Abe did really well for his RMR test. The results should be back in a few days. I am attaching a couple of pictures of him during the test. I was thankful that I got to hold him through it. It really stressed him and we are having a hard time getting his seizures stopped.
The most wonderful part of my day was a delicious breakfast at Mimi's Cafe with my two favorite boys. I tell ya'll what, I am a stress eater and I am surprised I don't weigh 200 lbs. It was a wonderful meal though. The restaurant reminded me of Tony's at Magic Kingdom. The food was unlike any other. Lots of neat and different things on the menu. A nice time to regroup in between appts.
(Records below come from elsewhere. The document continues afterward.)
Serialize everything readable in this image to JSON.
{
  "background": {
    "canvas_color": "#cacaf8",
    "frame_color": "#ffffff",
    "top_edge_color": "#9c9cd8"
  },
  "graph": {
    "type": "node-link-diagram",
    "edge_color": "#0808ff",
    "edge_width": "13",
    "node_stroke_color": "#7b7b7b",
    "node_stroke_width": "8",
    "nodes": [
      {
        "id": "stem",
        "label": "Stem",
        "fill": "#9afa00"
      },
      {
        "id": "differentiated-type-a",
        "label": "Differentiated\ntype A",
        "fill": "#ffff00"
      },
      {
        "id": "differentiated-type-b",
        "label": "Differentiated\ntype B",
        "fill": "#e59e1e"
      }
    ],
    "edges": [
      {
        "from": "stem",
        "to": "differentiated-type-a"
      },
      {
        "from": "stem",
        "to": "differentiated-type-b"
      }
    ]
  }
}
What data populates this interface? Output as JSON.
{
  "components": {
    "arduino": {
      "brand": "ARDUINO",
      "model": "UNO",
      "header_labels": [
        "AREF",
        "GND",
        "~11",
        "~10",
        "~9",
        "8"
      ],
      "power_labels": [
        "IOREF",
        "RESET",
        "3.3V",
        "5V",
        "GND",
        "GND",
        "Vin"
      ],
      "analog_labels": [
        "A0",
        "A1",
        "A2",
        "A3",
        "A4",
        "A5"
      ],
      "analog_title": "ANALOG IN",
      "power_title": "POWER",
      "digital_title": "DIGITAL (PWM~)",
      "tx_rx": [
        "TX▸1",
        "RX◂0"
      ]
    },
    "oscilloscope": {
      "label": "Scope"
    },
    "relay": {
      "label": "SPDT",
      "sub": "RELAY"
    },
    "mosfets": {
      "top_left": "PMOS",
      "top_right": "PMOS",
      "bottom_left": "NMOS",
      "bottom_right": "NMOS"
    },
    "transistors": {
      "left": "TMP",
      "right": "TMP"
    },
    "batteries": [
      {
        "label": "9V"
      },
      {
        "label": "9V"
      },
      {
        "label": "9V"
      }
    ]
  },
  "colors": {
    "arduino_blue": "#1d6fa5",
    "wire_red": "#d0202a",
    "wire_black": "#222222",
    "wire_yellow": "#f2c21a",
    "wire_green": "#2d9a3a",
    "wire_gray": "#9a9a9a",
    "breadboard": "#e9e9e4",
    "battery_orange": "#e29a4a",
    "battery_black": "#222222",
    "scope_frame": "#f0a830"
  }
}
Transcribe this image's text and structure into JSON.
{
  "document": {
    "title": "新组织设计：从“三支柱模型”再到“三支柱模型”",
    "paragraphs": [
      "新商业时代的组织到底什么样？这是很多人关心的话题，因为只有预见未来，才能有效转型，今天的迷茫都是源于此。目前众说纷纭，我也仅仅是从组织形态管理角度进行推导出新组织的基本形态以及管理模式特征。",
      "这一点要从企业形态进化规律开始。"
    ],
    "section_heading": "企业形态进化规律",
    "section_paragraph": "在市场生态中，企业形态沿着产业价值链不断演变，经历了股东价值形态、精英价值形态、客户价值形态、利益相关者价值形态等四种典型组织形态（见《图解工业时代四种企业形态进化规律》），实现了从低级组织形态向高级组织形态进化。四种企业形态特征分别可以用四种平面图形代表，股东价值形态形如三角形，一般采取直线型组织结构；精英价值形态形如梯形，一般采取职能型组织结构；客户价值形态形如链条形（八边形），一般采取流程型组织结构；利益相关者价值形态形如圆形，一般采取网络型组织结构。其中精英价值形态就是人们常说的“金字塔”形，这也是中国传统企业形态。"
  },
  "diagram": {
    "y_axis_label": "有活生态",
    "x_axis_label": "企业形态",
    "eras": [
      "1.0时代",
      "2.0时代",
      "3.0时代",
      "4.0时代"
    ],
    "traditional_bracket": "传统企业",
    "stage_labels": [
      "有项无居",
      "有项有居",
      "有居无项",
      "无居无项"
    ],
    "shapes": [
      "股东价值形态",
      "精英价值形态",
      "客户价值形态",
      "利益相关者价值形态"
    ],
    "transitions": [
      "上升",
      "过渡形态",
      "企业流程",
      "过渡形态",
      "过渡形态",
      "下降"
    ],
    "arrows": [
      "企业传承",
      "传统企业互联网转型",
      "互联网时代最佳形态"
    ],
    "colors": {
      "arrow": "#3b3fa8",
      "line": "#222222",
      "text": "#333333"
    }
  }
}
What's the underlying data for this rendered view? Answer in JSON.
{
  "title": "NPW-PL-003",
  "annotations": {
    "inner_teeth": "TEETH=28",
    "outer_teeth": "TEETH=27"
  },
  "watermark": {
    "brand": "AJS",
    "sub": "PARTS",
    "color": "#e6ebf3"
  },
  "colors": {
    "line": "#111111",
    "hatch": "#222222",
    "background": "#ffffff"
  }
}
It's about time for Abe to have some more rescue meds so I better run. Thank you so much for your prayers! Thanks everyone for the uplifting messages that I received throughout the morning. What a way to get us through! We even received some info on a tandem wheelchair. Woohoo!!! We will be checking into on Friday when the wheelchair rep comes.
Thanks again for all the prayers. In case I don't get to update again before Thursday please pray for Michala's appt with the surgeon.